Le stress et l'anxiété sont des questions banales auxquels beaucoup d’entre-nous ferons face  à un certain moment dans notre vie; on estime qu’une personne sur 4 souffrira d’un épisode dépressif au moins une fois dans sa vie. Or, cela est rarement pris en compte dans le milieu du travail. Une étude britannique récente a ainsi révélé que 42 % des travailleurs estiment que l’anxiété et le stress au travail ont été considérés comme un signe de faiblesse, ce qui signifie qu'ils sont non reconnu, non diagnostiquée et donc non traitée. Pourtant, acceptés ou non, la dépression, l'anxiété et autres problèmes de santé mentale sont difficiles à ignorer, d'autant qu’ils sous-tendent l'absentéisme et le présentéisme. 72% des salariés des PME (moins de 249 employés) et 84% des employés dans les grandes entreprises (plus de 250 sur la masse salariale) répondre positivement à la question: "Dans votre entreprise, avez-vous observé une augmentation des problèmes psychologiques au cours des dernières années (stress, épuisement, etc.)? " Selon l'OCDE,  le coût total des problèmes de santé mentale aux entreprises est estimé à près de 80 milliards € chaque année. En plus de cela, le stress est responsable de 40 pour cent de toutes les maladies liées au travail. En outre, le turn-over a un coût extrêmement important. Les départs volontaires représentent 23,4% aux États-Unis et 11-33% en Europe.  A ce là s’ajoute, le coût élevé en terme de perte de productivité avant un départ, les coûts de recrutement et de formation de même que l’impact sur la productivité des collaborateurs. Ainsi, les estimations du coût du turnover pour une entreprise sont entre la moitié à cinq fois le salaire de la personne. Par ailleurs, fin 2011, 30 % des employés français envisageaient sérieusement de quitter leur emploi, et seulement 57 % étaient globalement satisfaits de leur travail. Il est intéressant de noter que tous ces résultats étaient plus mauvais en 2011 que quatre ans plus tôt. Ce qui est quelque peu choquant, c'est que selon le sondage international Gallup sur l'engagement, seuls 9 % des Français s'impliquent totalement dans leur travail. Enfin, afin de travailler de longues heures, les employés sacrifient : l'exercice (48%), le temps avec les partenaires (45%), la vie sociale (42%), les loisirs et les divertissements (41%) ce qui entament d’autant leur bien-être.

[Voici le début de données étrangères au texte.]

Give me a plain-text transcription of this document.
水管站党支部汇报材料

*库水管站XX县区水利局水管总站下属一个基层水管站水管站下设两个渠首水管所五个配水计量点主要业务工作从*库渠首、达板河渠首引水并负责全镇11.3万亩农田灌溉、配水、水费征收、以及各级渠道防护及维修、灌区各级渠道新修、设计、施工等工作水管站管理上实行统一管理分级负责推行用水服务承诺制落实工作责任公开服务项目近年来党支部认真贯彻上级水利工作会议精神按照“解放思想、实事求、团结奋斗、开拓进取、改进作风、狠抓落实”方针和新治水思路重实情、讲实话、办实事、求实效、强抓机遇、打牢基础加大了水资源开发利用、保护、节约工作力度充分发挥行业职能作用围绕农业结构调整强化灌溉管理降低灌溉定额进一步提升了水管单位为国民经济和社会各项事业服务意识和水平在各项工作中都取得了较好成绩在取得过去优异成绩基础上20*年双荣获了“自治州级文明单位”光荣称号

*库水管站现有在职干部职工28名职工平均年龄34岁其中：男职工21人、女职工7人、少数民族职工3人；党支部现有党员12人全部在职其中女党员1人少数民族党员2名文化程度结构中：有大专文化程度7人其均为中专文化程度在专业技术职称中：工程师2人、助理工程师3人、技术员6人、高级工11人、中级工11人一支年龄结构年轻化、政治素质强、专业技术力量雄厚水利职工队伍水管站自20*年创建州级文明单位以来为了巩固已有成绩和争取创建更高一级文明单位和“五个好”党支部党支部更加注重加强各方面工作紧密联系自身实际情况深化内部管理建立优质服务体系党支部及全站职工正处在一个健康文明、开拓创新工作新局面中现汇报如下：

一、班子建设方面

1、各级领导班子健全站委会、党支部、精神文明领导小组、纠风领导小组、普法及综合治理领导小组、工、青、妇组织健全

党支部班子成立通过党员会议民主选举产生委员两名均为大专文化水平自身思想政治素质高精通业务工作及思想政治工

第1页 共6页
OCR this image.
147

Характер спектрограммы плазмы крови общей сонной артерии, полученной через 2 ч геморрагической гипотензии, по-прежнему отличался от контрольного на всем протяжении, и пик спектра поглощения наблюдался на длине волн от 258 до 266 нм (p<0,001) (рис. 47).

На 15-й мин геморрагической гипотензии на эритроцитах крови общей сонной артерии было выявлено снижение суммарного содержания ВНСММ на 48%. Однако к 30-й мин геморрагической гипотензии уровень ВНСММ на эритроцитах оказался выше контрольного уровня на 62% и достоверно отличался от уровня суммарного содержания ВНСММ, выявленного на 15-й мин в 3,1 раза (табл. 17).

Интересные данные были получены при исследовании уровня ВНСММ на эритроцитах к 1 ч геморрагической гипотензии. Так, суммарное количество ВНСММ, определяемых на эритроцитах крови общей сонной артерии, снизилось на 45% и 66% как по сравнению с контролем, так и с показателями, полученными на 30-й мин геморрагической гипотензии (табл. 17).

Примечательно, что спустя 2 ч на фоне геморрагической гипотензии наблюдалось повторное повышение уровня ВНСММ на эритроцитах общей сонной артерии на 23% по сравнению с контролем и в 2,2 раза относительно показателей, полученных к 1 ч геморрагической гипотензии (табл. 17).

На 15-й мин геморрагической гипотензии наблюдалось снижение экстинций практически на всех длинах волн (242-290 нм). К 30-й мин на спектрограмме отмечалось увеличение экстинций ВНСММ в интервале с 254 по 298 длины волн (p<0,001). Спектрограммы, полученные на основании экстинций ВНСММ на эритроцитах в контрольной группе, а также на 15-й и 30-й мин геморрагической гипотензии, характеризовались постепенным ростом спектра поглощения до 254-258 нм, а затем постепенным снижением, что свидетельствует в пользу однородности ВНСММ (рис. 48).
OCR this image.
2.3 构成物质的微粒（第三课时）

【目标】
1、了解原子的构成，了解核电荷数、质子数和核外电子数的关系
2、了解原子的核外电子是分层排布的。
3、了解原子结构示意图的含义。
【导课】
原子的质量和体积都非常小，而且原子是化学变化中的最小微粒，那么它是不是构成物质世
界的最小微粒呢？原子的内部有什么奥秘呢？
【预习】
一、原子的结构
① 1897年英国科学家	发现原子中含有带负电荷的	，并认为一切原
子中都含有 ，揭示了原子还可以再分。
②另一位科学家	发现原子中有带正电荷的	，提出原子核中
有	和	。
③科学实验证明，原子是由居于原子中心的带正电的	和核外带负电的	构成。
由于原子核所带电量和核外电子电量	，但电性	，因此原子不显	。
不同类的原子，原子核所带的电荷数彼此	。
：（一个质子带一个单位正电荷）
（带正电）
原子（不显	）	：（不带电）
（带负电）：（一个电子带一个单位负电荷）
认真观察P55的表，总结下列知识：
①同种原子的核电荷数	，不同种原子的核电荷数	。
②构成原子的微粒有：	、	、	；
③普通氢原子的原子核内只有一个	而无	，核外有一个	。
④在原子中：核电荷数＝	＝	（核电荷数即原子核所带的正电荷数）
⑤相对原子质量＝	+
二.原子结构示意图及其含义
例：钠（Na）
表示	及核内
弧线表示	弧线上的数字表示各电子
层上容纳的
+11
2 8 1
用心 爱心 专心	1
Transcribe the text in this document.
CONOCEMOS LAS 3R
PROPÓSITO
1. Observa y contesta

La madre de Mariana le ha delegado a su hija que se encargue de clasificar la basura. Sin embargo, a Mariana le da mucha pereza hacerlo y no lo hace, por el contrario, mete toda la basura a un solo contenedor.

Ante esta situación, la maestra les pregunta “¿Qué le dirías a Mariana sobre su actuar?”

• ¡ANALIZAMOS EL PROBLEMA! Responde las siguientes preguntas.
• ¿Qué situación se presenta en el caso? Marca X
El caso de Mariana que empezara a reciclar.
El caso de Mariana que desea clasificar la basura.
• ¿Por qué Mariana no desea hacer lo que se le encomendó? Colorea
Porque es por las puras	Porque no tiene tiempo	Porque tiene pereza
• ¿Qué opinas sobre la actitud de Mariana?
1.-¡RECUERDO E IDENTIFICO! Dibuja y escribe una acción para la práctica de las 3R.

Lien bonheur et performances

Un individu heureux aura un effet positif pour son entreprise en 5 axes. C’est ce qu’il ressort des travaux de Lyubomirsky et King portant sur 225 méta études (2005): Tout d’abord, le bien-être du collaborateur se traduit dans le champ de la santé par une meilleure qualité de vie (hygiène, addictions), de meilleurs signaux physiologiques (hormonal, cardiovasculaire, immunitaire), moins de maladie (psychique, physique, général), et une meilleure santé pour l’entreprise (en termes de burnout, absence, turnover, visite médicales). Egalement par des comportements de coopération et d’organisation dans la vie en général (vie de la cité, associative), par une entraide accrue dans l’organisation (aide des collègues, coopération), mais également un bon climat social (réseau de soutien social, conflits) et une plus grande activité d’organisation de celui-ci. Les individus sociables sont plus à même de favoriser les potentialités d’une entreprise, ils sont plus dévoués à l’entreprise et plus responsables. Cela se traduit au niveau de l’engagement et de la mobilisation. Ils sont plus engagés, moins enclins à démissionnés, font de meilleur chefs et vendent davantage. Par ailleurs, les individus qui se sentent bien sont plus à même de démontrer des qualités de créativité, de curiosité, et d’initiative ce qui impacte donc l’innovation et l’entreprenariat; Enfin, le bien être de l’individu se traduit au niveau de  la qualité du travail avec un plus grand déploiement de compétences, un travail globalement meilleur (en termes de qualité, de vigilance et de productivité), de meilleurs résultats, et des récompenses plus importantes dans l’organisation (promotion, responsabilité, salaire).

Levier personnel du bonheur au travail : entrer dans la zone du flow

Csíkszentmihályi a étudié le phénomène du flow en interviewant des milliers de personnes d’horizons très différents – joueurs d’échecs, alpinistes, tennismen, danseurs, chirurgiens, etc. Il est parvenu à la conclusion que le flow est une expérience universelle, qui a plusieurs caractéristiques importantes : la clarté des buts et le feedback immédiat sur les progrès effectués. Par exemple dans une compétition, vous savez que vous avez beaucoup d’efforts à fournir et vous savez exactement où vous en êtes, c’est-à-dire, si vous êtes en train de perdre ou de gagner. Une complète concentration sur ce que l’on fait au moment présent, et plus aucun espace dans l’esprit pour toute autre information. Les actions et la conscience ne font qu’un. Un joueur de guitare fait un avec son instrument, il devient la musique qu’il joue. L’activité devient quasi-automatique, et il semble que l’individu s’implique sans presque aucun effort. La perte de conscience de soi ou le sentiment de gêne, d’embarras est également une expérience courante mais, notons qu’après chaque occurrence de l’expérience du flow, le sens de soi est renforcé et c’est comme si une personne était plus intensément elle-même qu’auparavant. Le sens de contrôle de ce que l’on est en train de faire, sans se soucier de l’échec. La transformation du temps qui passe généralement bien plus vite qu’on ne pense. Enfin, ces activités sont intrinsèquement gratifiantes c’est à dire qu’elles sont une fin en soi (vous faites quelque chose parce que vous le voulez), et tout autre but final n’est souvent que secondaire.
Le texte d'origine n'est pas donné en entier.